"The role of queen is paramount in an ant colony; the queen produces all the eggs, while the workers take care of her. After a colony has been around awhile and gotten bigger, however, it will start to produce some females that are capable of reproduction. These females fly away, in order to establish new colonies and their own reigns."
"The founding of an ant colony by a would-be queen, however, is a precarious, fragile business. The female ant faces a lot of danger as she leaves the protection of the nest and lays the eggs that will produce her first group of workers. "Even one small mistake, or one bad luck event that kills off your workforce, can mean the end of the colony," says Erik Frank, an ant expert at the University of Wurzburg in Germany."
"So some species have evolved to have a canny strategy their females find a colony, knock the existing queen off her perch and take her place. That lets them enjoy the care and protection of a ready-made workforce while laying the eggs needed to slowly build up their own genetically-related societies. "It's very enticing to do it, because the hardest part for the colony is to build up their city, build up that colony," says Frank."
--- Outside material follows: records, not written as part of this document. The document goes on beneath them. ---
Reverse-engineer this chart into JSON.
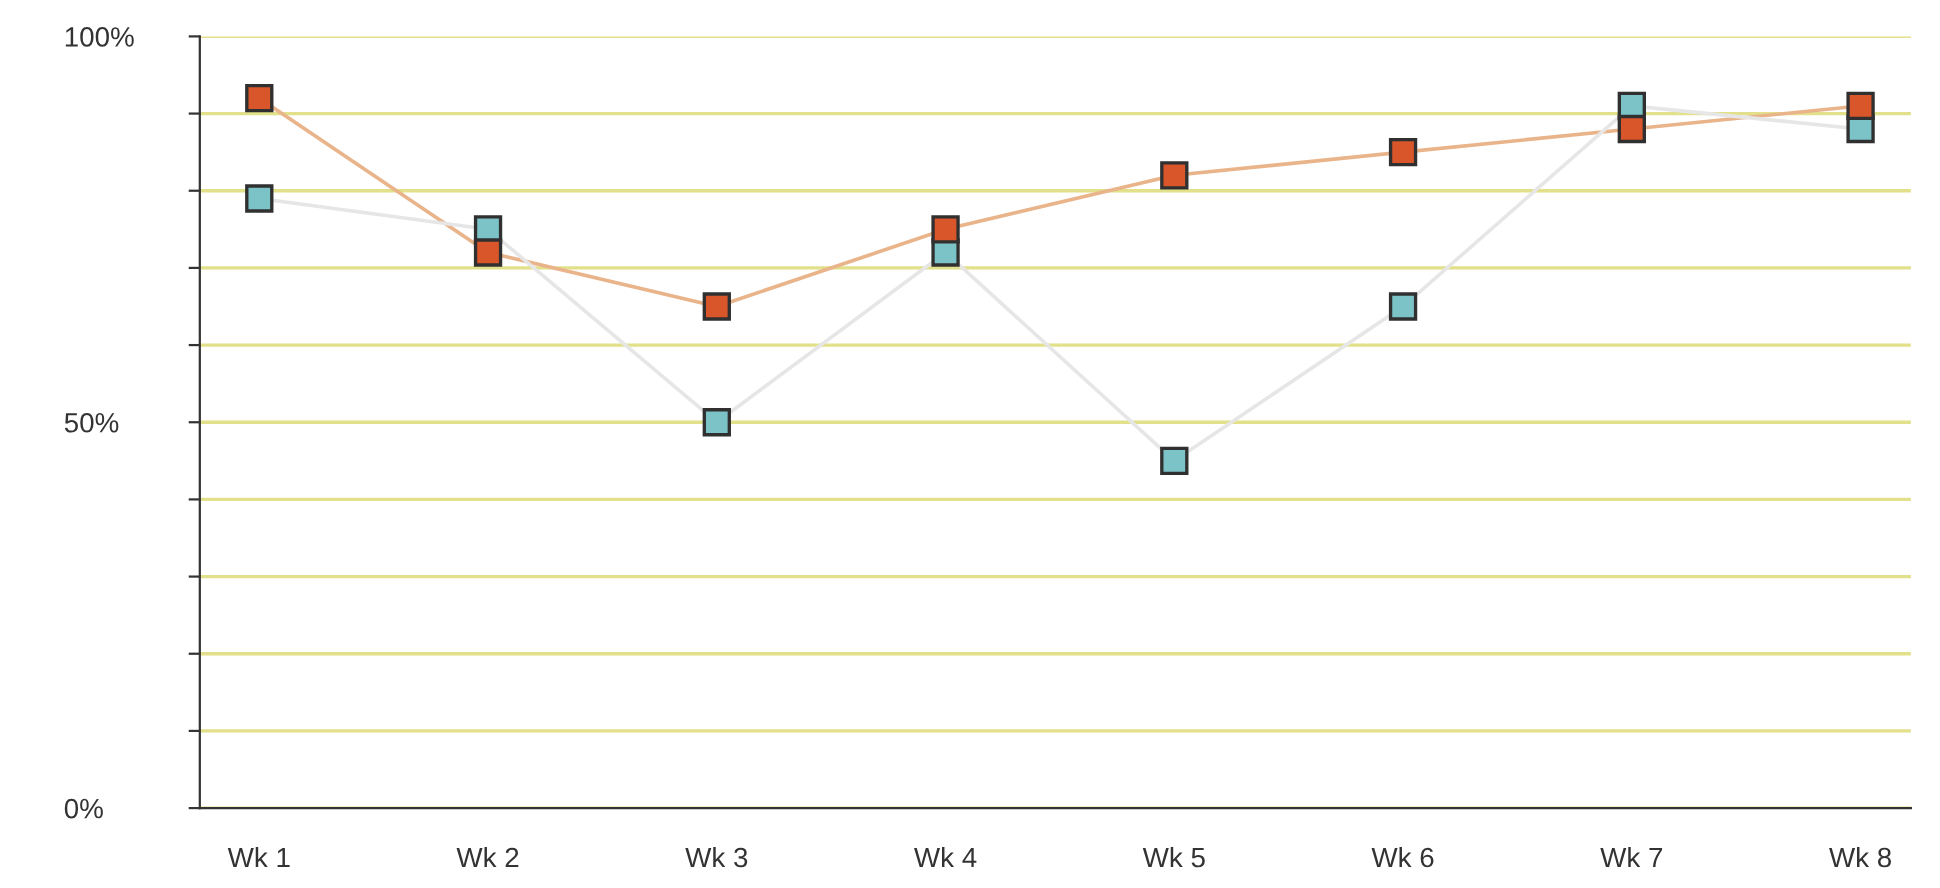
{
  "chart_data": {
    "type": "line",
    "categories": [
      "Wk 1",
      "Wk 2",
      "Wk 3",
      "Wk 4",
      "Wk 5",
      "Wk 6",
      "Wk 7",
      "Wk 8"
    ],
    "series": [
      {
        "color": "#e9b48a",
        "values": [
          92,
          72,
          65,
          75,
          82,
          85,
          88,
          91
        ]
      },
      {
        "color": "#e6e6e6",
        "values": [
          79,
          75,
          50,
          72,
          45,
          65,
          91,
          88
        ]
      }
    ],
    "marker": "square",
    "ylim": [
      0,
      100
    ],
    "yticks": [
      {
        "value": 0,
        "label": "0%"
      },
      {
        "value": 10,
        "label": null
      },
      {
        "value": 20,
        "label": null
      },
      {
        "value": 30,
        "label": null
      },
      {
        "value": 40,
        "label": null
      },
      {
        "value": 50,
        "label": "50%"
      },
      {
        "value": 60,
        "label": null
      },
      {
        "value": 70,
        "label": null
      },
      {
        "value": 80,
        "label": null
      },
      {
        "value": 90,
        "label": null
      },
      {
        "value": 100,
        "label": "100%"
      }
    ],
    "grid": "y"
  }
}
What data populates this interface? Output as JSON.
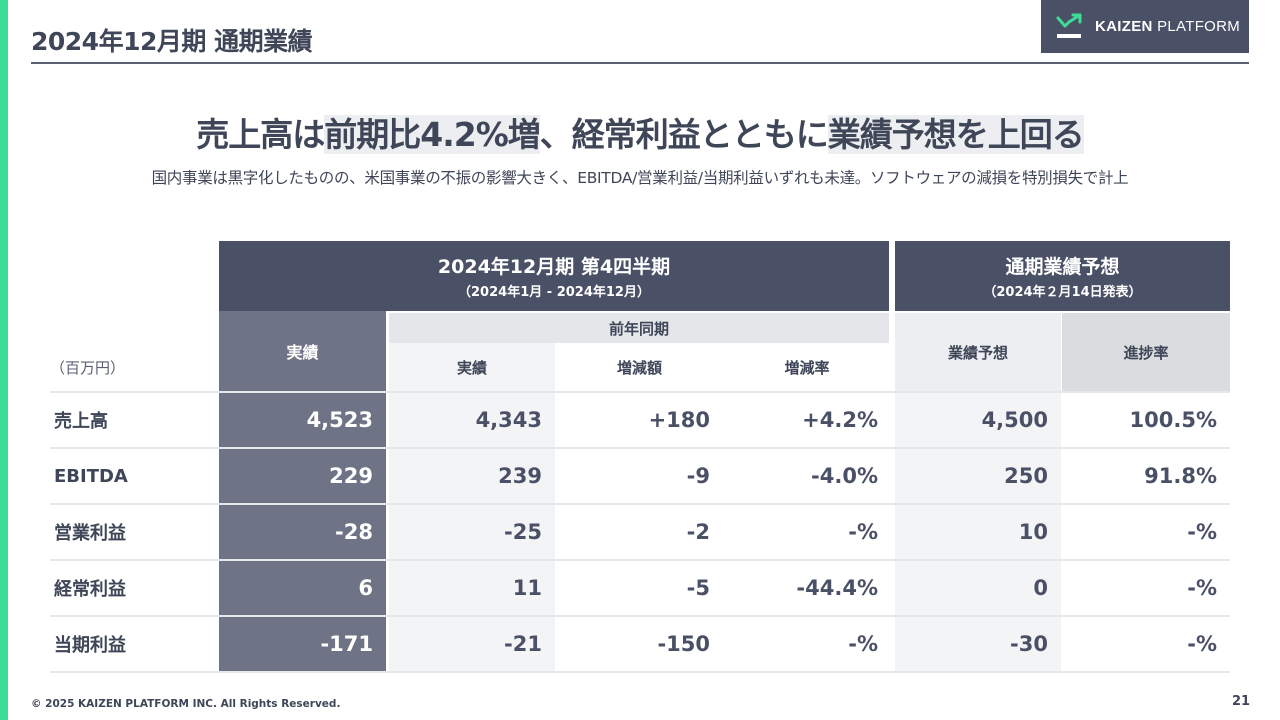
{
  "page": {
    "title": "2024年12月期 通期業績",
    "headline_pre": "売上高は",
    "headline_hl1": "前期比4.2%増",
    "headline_mid": "、経常利益とともに",
    "headline_hl2": "業績予想を上回る",
    "subheadline": "国内事業は黒字化したものの、米国事業の不振の影響大きく、EBITDA/営業利益/当期利益いずれも未達。ソフトウェアの減損を特別損失で計上",
    "footer": "© 2025 KAIZEN PLATFORM INC. All Rights Reserved.",
    "page_number": "21"
  },
  "logo": {
    "word1": "KAIZEN",
    "word2": "PLATFORM",
    "icon": "trend-up-arrow-icon",
    "bg_color": "#4a5066",
    "accent_color": "#3ddc97"
  },
  "table": {
    "unit": "（百万円）",
    "group_q4_title": "2024年12月期 第4四半期",
    "group_q4_period": "（2024年1月 - 2024年12月）",
    "group_fc_title": "通期業績予想",
    "group_fc_date": "（2024年２月14日発表）",
    "col_actual": "実績",
    "prev_group": "前年同期",
    "col_prev_actual": "実績",
    "col_change": "増減額",
    "col_change_rate": "増減率",
    "col_forecast": "業績予想",
    "col_progress": "進捗率",
    "rows": [
      {
        "label": "売上高",
        "actual": "4,523",
        "prev": "4,343",
        "change": "+180",
        "rate": "+4.2%",
        "forecast": "4,500",
        "progress": "100.5%"
      },
      {
        "label": "EBITDA",
        "actual": "229",
        "prev": "239",
        "change": "-9",
        "rate": "-4.0%",
        "forecast": "250",
        "progress": "91.8%"
      },
      {
        "label": "営業利益",
        "actual": "-28",
        "prev": "-25",
        "change": "-2",
        "rate": "-%",
        "forecast": "10",
        "progress": "-%"
      },
      {
        "label": "経常利益",
        "actual": "6",
        "prev": "11",
        "change": "-5",
        "rate": "-44.4%",
        "forecast": "0",
        "progress": "-%"
      },
      {
        "label": "当期利益",
        "actual": "-171",
        "prev": "-21",
        "change": "-150",
        "rate": "-%",
        "forecast": "-30",
        "progress": "-%"
      }
    ]
  }
}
Some ant species use chemical mimicry to infiltrate established colonies and manipulate workers into murdering the resident queen, enabling the intruder to usurp reproductive control. The queen is the sole egg-layer and workers care for her offspring, so replacing a queen grants immediate workforce and protection. Founding a new colony independently is highly risky; a solitary foundress faces predation and workforce collapse. Infiltration reduces those founding costs by exploiting an existing worker population while laying eggs to gradually shift colony genetics. This strategy combines chemical deception, regicide, and social takeover to efficiently establish reproductive dominance.